I also rediscovered my enthusiasm for Magic amid all of these changes. I didn’t take a break from Magic. I took a break from the grind of Magic. I still Battle Box and Old-School Battle Box with anybody who feels like jamming games. I’ve been jamming some Leagues on MTGO. I watch a little bit of coverage. I keep up with the writers and articles that I think are genuinely interesting. I built a Commander deck. I’ve been teaching my dad and girlfriend how to play Magic.

I needed a reminder that Magic is fun and not endless work and toil, and taking a step back has afforded me the opportunity. I think my Magic writing has improved as a result of changing my perspective. I’ve been looking forward to writing about topics that I enjoy and am passionate about every week that are outside of the typical grinder subject matters.

I found myself looking at flight information for New Jersey last night. Not because I felt like I had to go, but because I genuinely wanted to play Ixalan Sealed. I haven’t played in a Grand Prix since Phoenix and I’ve gone from dreading traveling to a tournament to enthusiasm to attend a big event. What a difference a little bit of time can make!

I don’t think the grind is inherently good or bad. I know today’s article paints it in a certain light but it is whatever you make it. I was obviously focusing too much energy on the wrong things in my life and needed to take some time to sort that out, and I’m glad that I did.

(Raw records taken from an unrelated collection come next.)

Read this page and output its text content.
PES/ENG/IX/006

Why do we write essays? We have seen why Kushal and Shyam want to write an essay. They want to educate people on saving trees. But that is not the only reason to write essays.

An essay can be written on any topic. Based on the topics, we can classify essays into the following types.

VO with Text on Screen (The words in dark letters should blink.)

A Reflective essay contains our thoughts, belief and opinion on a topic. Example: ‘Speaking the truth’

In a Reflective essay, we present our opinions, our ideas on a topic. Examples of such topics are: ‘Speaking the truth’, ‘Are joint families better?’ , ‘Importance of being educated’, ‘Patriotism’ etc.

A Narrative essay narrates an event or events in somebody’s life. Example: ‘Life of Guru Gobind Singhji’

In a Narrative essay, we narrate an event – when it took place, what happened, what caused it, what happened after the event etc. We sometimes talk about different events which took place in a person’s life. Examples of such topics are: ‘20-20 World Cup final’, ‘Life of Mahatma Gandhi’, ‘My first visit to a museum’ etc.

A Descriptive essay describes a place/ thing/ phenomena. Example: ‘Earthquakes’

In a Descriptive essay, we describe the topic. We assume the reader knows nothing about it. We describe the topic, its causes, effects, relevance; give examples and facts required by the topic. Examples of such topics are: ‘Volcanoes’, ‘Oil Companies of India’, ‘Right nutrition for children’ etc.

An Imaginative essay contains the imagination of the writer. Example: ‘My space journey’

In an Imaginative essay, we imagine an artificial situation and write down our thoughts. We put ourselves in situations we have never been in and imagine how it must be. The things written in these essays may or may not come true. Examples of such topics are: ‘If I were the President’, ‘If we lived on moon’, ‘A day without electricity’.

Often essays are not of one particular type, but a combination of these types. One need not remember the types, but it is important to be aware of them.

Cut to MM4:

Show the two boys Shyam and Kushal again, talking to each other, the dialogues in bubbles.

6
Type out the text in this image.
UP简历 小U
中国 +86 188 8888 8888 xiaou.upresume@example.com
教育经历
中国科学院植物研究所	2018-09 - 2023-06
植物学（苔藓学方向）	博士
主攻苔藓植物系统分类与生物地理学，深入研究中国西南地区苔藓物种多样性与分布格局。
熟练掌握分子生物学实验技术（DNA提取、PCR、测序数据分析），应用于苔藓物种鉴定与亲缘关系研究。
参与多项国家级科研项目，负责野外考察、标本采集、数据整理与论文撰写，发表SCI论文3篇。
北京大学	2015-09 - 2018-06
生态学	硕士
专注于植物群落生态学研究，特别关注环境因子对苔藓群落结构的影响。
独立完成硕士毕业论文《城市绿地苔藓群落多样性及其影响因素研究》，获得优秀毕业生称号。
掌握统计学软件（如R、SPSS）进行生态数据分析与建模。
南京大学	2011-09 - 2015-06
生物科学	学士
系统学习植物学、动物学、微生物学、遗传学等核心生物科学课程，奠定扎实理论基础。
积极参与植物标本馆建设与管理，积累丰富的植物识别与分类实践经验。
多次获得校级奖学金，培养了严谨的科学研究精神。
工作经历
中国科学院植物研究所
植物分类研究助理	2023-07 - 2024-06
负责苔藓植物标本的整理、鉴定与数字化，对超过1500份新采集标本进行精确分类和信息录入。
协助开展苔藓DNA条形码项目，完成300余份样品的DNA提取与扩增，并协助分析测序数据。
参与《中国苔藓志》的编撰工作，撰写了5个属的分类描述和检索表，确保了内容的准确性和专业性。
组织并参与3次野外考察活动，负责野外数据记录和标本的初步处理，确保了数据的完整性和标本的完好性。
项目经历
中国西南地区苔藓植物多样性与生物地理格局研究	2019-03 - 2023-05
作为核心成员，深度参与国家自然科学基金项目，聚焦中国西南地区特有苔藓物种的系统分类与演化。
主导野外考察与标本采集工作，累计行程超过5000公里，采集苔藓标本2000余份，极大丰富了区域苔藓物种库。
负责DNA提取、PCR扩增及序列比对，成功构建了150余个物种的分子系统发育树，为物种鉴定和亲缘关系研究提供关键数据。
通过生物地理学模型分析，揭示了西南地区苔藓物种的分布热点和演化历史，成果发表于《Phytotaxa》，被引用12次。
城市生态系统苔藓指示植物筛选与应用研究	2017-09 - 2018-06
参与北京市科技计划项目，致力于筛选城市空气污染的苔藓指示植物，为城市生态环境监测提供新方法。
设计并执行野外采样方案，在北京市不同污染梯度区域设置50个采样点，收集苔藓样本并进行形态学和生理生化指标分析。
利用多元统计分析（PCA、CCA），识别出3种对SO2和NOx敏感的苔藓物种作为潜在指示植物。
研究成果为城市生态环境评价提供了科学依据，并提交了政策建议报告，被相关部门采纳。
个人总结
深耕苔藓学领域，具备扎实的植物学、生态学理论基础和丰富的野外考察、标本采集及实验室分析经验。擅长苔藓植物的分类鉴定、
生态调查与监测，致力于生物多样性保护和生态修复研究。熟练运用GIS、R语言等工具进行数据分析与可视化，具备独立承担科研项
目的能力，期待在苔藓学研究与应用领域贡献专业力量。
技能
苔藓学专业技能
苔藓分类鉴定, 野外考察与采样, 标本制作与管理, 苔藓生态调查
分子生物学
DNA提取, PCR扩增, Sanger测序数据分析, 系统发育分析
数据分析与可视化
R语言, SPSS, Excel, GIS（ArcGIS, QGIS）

Winning at Magic is not a solution to other problems in life. But making positive changes in your life is a solution to not winning at Magic. It’s okay to take a step back. In fact, it often helps your perspective to do exactly that. Time really does heal all wounds. The lesson I learned from all of this is that I will never again grind Magic tournaments out of a sense of obligation. I will play when I want, where I want, and what I want—and most importantly, I’m going to enjoy doing what I love: playing Magic.

To all the grinders out there who get burnt out—I feel you. As a professional player who took an extended break from tournaments and spent that “grinder energy” on making other positive changes, it helped.